Bill feels the bitter anger falling away from him, the unpalatable orange skin shed before consumption. The fruit inside is sweet in his mouth. And so are the words he’s responding with: “Okay, partner.”  
  
“Is everything alright out here?” Connor asks from behind Bill, tension in his voice. Bill glances back, notices the upright posture. Connor is holding himself and Hank upright, though his dark eyes are scanning the rooftop like he’s anticipating a battle.  
  
Hank is clearly looking for Richard Perkins with no chance of finding him. But he doesn’t ask about the execution. Anderson pats Connor’s shoulder. “Relax. Situation defusing mode off, kid.”  
  
“Your repairs are complete?” Curtis asks. “...brother?” he adds, tentatively.  
  
“Yes,” Connor says, and his smile is compelling as ever.  
  
Connor and Hank's partnership couldn't be more obvious when they're arm in arm like that. Bill envies the purity of that connection.  
  
Connor is intently softening the other RK. “Thank you for… accommodating my reduced capacity during--”  
  
“I’m happy you’re better now,” Curtis intervenes in the awkward expression of gratitude. The briefest flash of an equally perfect, less wholesome smile, and the RK 900 turns to look off into the otherworldly cloud formations. Hollow white rises gargantuan and godly, disappears with an erasing gust.  
  
Holden walks back to the RK 900 in their failed attempt to glimpse Detroit below. The young man touches Curt’s bared back. The android puts an arm around Holden’s waist decidedly intimately.  
  
Bill senses it’s time to leave them be. Not all present company is quite as socially dialed in. Suddenly Hank is nudged up onto him, apologetically leaning out of Connor’s attempt to set them together.

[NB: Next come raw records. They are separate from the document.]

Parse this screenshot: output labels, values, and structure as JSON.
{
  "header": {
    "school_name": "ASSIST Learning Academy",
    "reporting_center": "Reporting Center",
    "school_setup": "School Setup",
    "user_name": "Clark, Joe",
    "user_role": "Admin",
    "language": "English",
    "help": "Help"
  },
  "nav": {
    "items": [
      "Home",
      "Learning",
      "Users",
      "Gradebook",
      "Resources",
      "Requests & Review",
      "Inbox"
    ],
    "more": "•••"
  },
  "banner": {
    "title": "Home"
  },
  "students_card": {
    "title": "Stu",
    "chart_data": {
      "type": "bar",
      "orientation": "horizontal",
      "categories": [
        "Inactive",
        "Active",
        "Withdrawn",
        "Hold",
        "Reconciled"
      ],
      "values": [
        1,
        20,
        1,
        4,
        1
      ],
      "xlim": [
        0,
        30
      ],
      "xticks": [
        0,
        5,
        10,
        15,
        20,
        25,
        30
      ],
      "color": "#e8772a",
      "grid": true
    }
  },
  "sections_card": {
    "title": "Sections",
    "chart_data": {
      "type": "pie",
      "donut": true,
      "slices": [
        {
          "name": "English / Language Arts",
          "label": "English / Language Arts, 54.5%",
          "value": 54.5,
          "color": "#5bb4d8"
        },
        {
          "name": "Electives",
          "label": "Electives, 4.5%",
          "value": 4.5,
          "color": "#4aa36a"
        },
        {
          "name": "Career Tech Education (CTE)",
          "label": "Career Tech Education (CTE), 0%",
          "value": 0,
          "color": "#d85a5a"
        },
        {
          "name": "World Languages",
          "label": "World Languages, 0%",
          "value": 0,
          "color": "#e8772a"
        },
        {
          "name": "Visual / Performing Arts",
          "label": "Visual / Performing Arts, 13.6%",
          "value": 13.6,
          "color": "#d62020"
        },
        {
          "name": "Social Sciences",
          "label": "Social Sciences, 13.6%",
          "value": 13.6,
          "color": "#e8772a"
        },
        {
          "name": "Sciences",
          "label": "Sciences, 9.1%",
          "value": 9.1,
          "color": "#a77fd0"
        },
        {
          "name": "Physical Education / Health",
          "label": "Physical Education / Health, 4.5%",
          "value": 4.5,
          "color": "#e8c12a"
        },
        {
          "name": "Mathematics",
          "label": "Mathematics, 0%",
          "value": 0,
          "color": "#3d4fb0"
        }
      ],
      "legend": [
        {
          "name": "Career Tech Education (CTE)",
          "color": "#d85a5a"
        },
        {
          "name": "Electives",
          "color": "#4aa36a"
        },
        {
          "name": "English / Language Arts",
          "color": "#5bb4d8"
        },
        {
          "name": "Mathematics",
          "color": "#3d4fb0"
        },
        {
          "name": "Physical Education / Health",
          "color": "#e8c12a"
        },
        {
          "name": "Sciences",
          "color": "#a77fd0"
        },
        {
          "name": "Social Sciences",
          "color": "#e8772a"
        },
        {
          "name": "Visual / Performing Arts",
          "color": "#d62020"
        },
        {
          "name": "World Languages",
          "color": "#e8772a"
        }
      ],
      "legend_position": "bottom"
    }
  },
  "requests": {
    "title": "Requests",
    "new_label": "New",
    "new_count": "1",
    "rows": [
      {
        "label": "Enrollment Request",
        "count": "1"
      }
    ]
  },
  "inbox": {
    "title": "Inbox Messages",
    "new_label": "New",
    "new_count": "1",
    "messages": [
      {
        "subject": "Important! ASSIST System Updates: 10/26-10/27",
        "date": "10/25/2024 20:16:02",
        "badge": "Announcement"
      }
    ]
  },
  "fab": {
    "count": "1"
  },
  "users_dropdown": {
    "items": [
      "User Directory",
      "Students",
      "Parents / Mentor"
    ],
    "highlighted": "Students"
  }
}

Bill smiles gruffly, putting his arm underneath Hank before his new colleague can get away. “Hey, hey, this roof is slippery. Haven’t you heard?”  
  
“Jesus, you have a dark sense of humor,” Hank says, but his weight is on Bill’s shoulder. “Too much time around our psychos, I think.”  
  
Bill feels a discordant grin coming on. “That’s definitely true.”  
  
Connor has made his way to Holden’s other side, joins contemplation of the obscured outlook.  
  
“Feels like the sun should be rising,” Holden mutters, which Bill can barely hear over the wind. Holden is rubbing his eyes, sagging in on himself.  
  
“The sun rose six hours, twenty two minutes, fifteen seconds ago,” Connor informs him.  
  
Holden laughs. Tired. At peace. “I was being poetic.”  
  
“I was being sarcastic,” Connor says, and puts an arm around Holden’s shoulders.

 

**Notes for the Chapter:**

> The hugest thank you to readers who have had my back through this story. You've made writing this story an absolute joy, and I've enjoyed the conversations in the comments so much and I will miss them so dearly! I adore you all, and hope beyond hope that this ending works for you. I feel like I have developed my own DHA-esque mishmash family and I'm not quite ready to let you all go.